All of which brings us back to that TV. You can’t afford to go to the movies; the ticket prices and the prices of the concession stand goodies are outrageous. It takes gas to get there which is now prohibitively expensive, providing that you have a car, and many poor people don’t. You can’t take the baby, so who will take care of it? Do you trust them, and what will they cost? All things considered, it is far cheaper to watch television at home. A very good 55 inch Smart TV can be acquired for under $600.00 and provides enough internal programming and entertainment to hold a family’s attention for weeks on end. But if you’re poor and unlikely to be able to rise yourself up out of that poverty this is just too much, this is just too good for you. This is also just another of the condescending knee-jerk reactions of the plantation overseers, because if they were open-minded enough to put a little thought into it they would realize that this is, in fact, your most cost effective option, except for the option that they consider to be good enough for you – no television, no entertainment, no diversion at all. You don’t deserve any of that. You should suffer until you can change things. All that suffering will cause you to get your ass in gear.
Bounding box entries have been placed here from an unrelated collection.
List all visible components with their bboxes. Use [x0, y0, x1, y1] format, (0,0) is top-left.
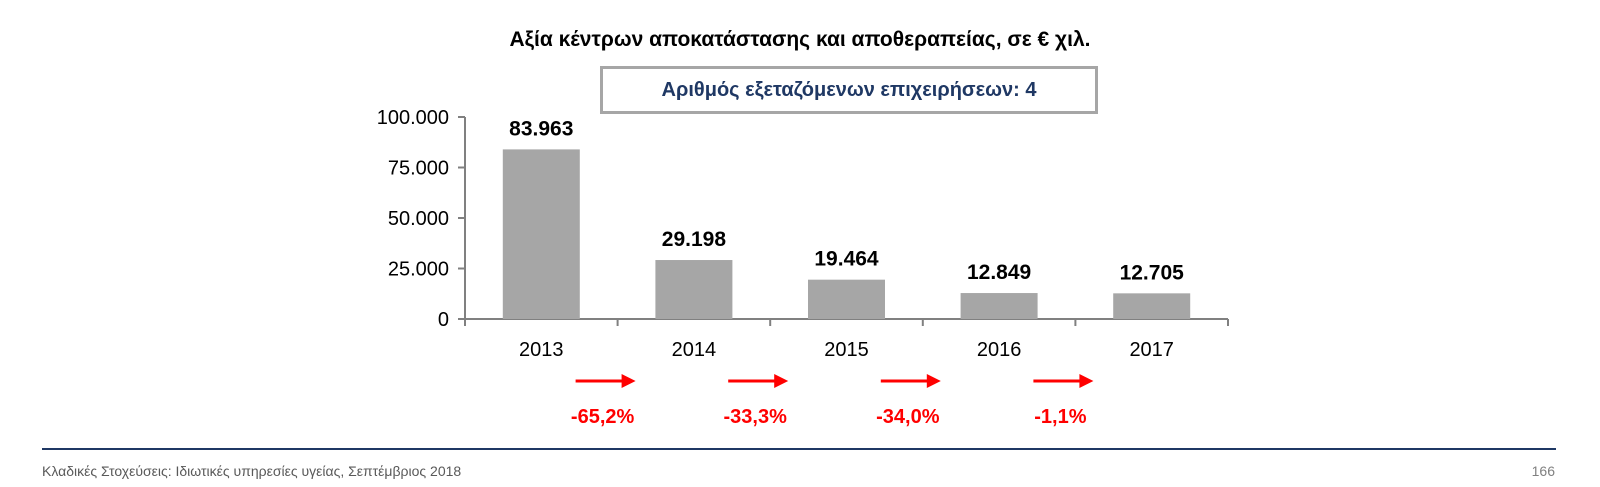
x-tick-label-2014: 2014: [672, 339, 717, 361]
value-label-2017: 12.705: [1120, 261, 1185, 284]
change-label: -65,2%: [571, 406, 635, 428]
y-tick-label: 50.000: [388, 208, 449, 230]
value-label-2016: 12.849: [967, 261, 1031, 284]
change-label: -34,0%: [876, 406, 940, 428]
change-arrow-head: [774, 374, 789, 388]
bar-2015: [808, 279, 885, 319]
y-tick-label: 75.000: [388, 158, 449, 180]
chart-axes: 0 25.000 50.000 75.000 100.000: [377, 107, 1229, 331]
bar-2013: [502, 149, 580, 319]
footer-divider: [42, 448, 1556, 450]
value-label-2015: 19.464: [814, 248, 879, 271]
chart-bars: [502, 149, 1191, 319]
bar-2016: [960, 293, 1038, 319]
value-label-2014: 29.198: [662, 228, 727, 251]
change-arrows: -65,2% -33,3% -34,0% -1,1%: [571, 374, 1094, 428]
change-label: -33,3%: [724, 406, 788, 428]
x-tick-label-2013: 2013: [519, 339, 564, 361]
chart-labels: 83.963 2013 29.198 2014 19.464 2015 12.849 2016…: [509, 117, 1184, 361]
change-arrow-head: [621, 374, 636, 388]
x-tick-label-2017: 2017: [1129, 339, 1174, 361]
bar-2014: [655, 260, 733, 319]
bar-2017: [1113, 293, 1191, 319]
x-tick-label-2015: 2015: [824, 339, 869, 361]
x-tick-label-2016: 2016: [977, 339, 1022, 361]
y-tick-label: 0: [438, 309, 449, 331]
y-tick-label: 25.000: [388, 259, 449, 281]
chart-title: Αξία κέντρων αποκατάστασης και αποθεραπε…: [509, 28, 1091, 51]
companies-count-box: Αριθμός εξεταζόμενων επιχειρήσεων: 4: [600, 66, 1098, 114]
footer-text: Κλαδικές Στοχεύσεις: Ιδιωτικές υπηρεσίες…: [42, 463, 462, 479]
y-tick-label: 100.000: [377, 107, 449, 129]
change-label: -1,1%: [1034, 406, 1086, 428]
change-arrow-head: [926, 374, 941, 388]
change-arrow-head: [1079, 374, 1094, 388]
page-number: 166: [1531, 463, 1555, 479]
value-label-2013: 83.963: [509, 117, 573, 140]
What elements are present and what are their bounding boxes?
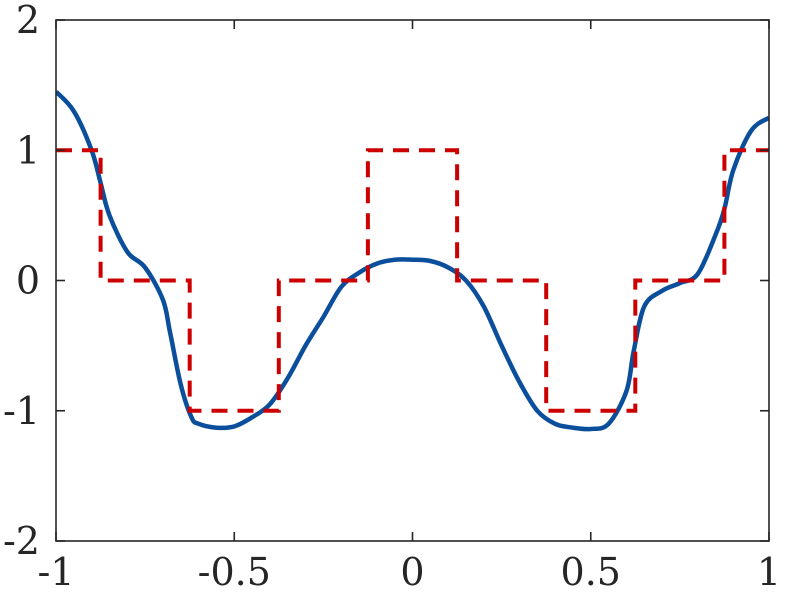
y-tick-label: -2 (3, 519, 40, 563)
smooth-series-line (56, 90, 769, 432)
x-tick-label: 0 (400, 550, 424, 594)
y-tick-label: 2 (16, 0, 40, 42)
plot-lines (56, 90, 769, 432)
y-tick-label: 1 (16, 128, 40, 172)
x-tick-label: -1 (37, 550, 74, 594)
x-tick-label: 0.5 (561, 550, 621, 594)
y-tick-label: 0 (16, 259, 40, 303)
step-series-line (56, 148, 769, 413)
ticks (55, 19, 770, 542)
x-tick-label: -0.5 (198, 550, 271, 594)
y-tick-label: -1 (3, 389, 40, 433)
x-tick-label: 1 (757, 550, 781, 594)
The thing about the wheels of poverty is that they turn very slowly. Just as getting rich quick so often proves to be a fallacy, so is rising quickly out of poverty. It’s a marathon, not a sprint, if you’re even able to get on the track at all.
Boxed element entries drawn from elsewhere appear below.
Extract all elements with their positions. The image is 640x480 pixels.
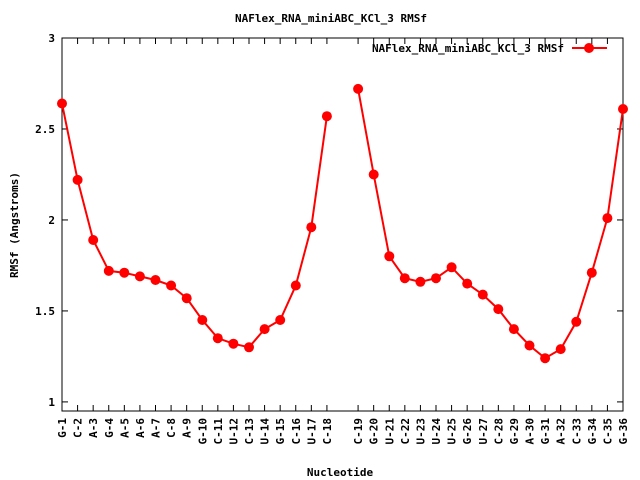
x-tick-label: A-7	[150, 418, 163, 438]
x-tick-label: G-1	[56, 418, 69, 438]
data-point	[477, 289, 488, 300]
chart-title: NAFlex_RNA_miniABC_KCl_3 RMSf	[235, 12, 427, 25]
data-point	[181, 293, 192, 304]
x-tick-label: A-3	[87, 418, 100, 438]
data-point	[353, 83, 364, 94]
x-tick-label: C-13	[243, 418, 256, 445]
data-point	[446, 262, 457, 273]
x-tick-label: C-8	[165, 418, 178, 438]
x-tick-label: C-11	[212, 418, 225, 445]
y-tick-label: 2	[48, 214, 55, 227]
x-tick-label: C-22	[399, 418, 412, 445]
data-point	[602, 213, 613, 224]
x-tick-label: G-10	[196, 418, 209, 445]
y-tick-label: 2.5	[35, 123, 55, 136]
x-tick-label: G-20	[368, 418, 381, 445]
plot-frame	[61, 37, 624, 412]
x-tick-label: G-34	[586, 418, 599, 445]
x-tick-label: C-16	[290, 418, 303, 445]
data-point	[618, 104, 628, 114]
x-tick-label: G-15	[274, 418, 287, 445]
data-point	[275, 315, 286, 325]
x-tick-label: C-18	[321, 418, 334, 445]
x-tick-label: U-21	[383, 418, 396, 445]
x-tick-label: A-9	[181, 418, 194, 438]
x-tick-label: U-27	[477, 418, 490, 445]
data-point	[586, 267, 597, 278]
data-point	[415, 276, 426, 287]
series-line-segment	[357, 88, 624, 360]
x-axis: G-1 C-2 A-3 G-4 A-5 A-6 A-7 C-8 A-9 G-10 C-11 U-12 C…	[56, 38, 630, 445]
data-point	[321, 111, 332, 122]
x-tick-label: A-5	[118, 418, 131, 438]
y-axis-label: RMSf (Angstroms)	[8, 172, 21, 278]
x-axis-label: Nucleotide	[307, 466, 374, 479]
x-tick-label: A-6	[134, 418, 147, 438]
data-point	[384, 251, 395, 262]
data-point	[72, 174, 83, 185]
series-layer	[57, 83, 628, 364]
data-point	[166, 280, 177, 291]
x-tick-label: C-19	[352, 418, 365, 445]
legend: NAFlex_RNA_miniABC_KCl_3 RMSf	[372, 42, 607, 55]
series-line-segment	[61, 103, 328, 349]
x-tick-label: C-28	[492, 418, 505, 445]
y-tick-label: 3	[48, 32, 55, 45]
data-point	[290, 280, 301, 291]
data-point	[57, 98, 67, 109]
data-point	[555, 344, 566, 355]
data-point	[399, 273, 410, 284]
x-tick-label: U-17	[305, 418, 318, 445]
x-tick-label: C-2	[72, 418, 85, 438]
data-point	[306, 222, 317, 233]
x-tick-label: U-12	[227, 418, 240, 445]
legend-marker-swatch	[584, 43, 594, 53]
x-tick-label: G-31	[539, 418, 552, 445]
x-tick-label: G-26	[461, 418, 474, 445]
x-tick-label: C-33	[570, 418, 583, 445]
y-tick-label: 1.5	[35, 305, 55, 318]
x-tick-label: U-24	[430, 418, 443, 445]
data-point	[524, 340, 535, 351]
data-point	[368, 169, 379, 180]
data-point	[462, 278, 473, 289]
x-tick-label: A-30	[524, 418, 537, 445]
data-point	[197, 315, 208, 325]
x-tick-label: G-29	[508, 418, 521, 445]
data-point	[431, 273, 441, 284]
x-tick-label: U-14	[259, 418, 272, 445]
x-tick-label: G-36	[617, 418, 630, 445]
x-tick-label: A-32	[555, 418, 568, 445]
data-point	[119, 267, 130, 278]
data-point	[571, 316, 582, 327]
x-tick-label: U-25	[446, 418, 459, 445]
data-point	[244, 342, 254, 353]
data-point	[150, 275, 161, 285]
legend-label: NAFlex_RNA_miniABC_KCl_3 RMSf	[372, 42, 564, 55]
x-tick-label: C-35	[601, 418, 614, 445]
data-point	[540, 353, 551, 364]
y-tick-label: 1	[48, 396, 55, 409]
data-point	[508, 324, 519, 335]
data-point	[493, 304, 504, 315]
x-tick-label: U-23	[414, 418, 427, 445]
y-axis: 1 1.5 2 2.5 3	[35, 32, 623, 409]
data-point	[134, 271, 145, 282]
data-point	[212, 333, 223, 344]
data-point	[103, 265, 114, 276]
data-point	[88, 235, 99, 245]
x-tick-label: G-4	[103, 418, 116, 438]
data-point	[259, 324, 270, 335]
data-point	[228, 338, 239, 349]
Suffering is as close a cousin to punishment as there is. Here in America, the home of the brave, and the land of the free, we are very big on punishment. A case in point being that although we are one of the least populated major economy nations on earth, we also have the largest prison population per capita of any country on earth – by far, it isn’t even close. What is so often said is that wrongdoing has to be met with consequences, even when the nature of these consequences inflicts so much more harm upon the perpetrator than was ever inflicted upon the victim. This is a false equivalency in its truest and most disastrous form. Long story short, the punishment doesn’t fit the crime, but the general consensus of our punitive society is that with any level of criminality it serves those deemed as criminals right to suffer. Somebody always has to pay, somebody always has to suffer. It’s as if any other paradigm would cause our American society to collapse.

Which brings us back to the tragedy of being poor, which in the eyes of law enforcement and the social arbiters of what is acceptable behavior within the general herd of society is frequently viewed as the low hanging fruit of arrest statistics and case closures. Whenever there are too many cops and not enough real criminals, or too many case workers and not enough truly deplorable cases, the tendency is always to become increasingly pettier towards those that you oversee so as to justify, in your own mind at least, your condensation which is just the first rung on the ladder to complete and oftentimes seething contempt.

These people don’t even deserve that big screen TV. Whose really being trivial now? God forbid if there are any choice cuts of meat in that refrigerator. That would be a sure sign of excess and speak to what social degenerates these people really are. Write that up.

 

John C. Krieg is a bitter and contemptible old geezer who is about to die. For kicks John allows his 8-year-old granddaughter Hope to sit on his lap and drive his decrepit car around at a high rate of speed on their five acre lot located up on the high chaparral of Southern California while blasting Johnny Winter on the stereo. In another life, John was a landscape architect, swimming pool contractor, and outlaw pot farmer. Gone, all gone now, and for sustenance John now sits at the keyboard daily and tries to write something of significance for the family of man. One family tradition is to bury all of our deceased dogs on site, give them festive markers, and miss the hell out of them. Late at night John visits the grave site of Luke the Legendary Bloodhound and mournfully howls in reverence to their better days gone by. When he finally kicks, John wants any of his usable organs donated, and then to be composted so as to give what little he has left back to Mother Earth.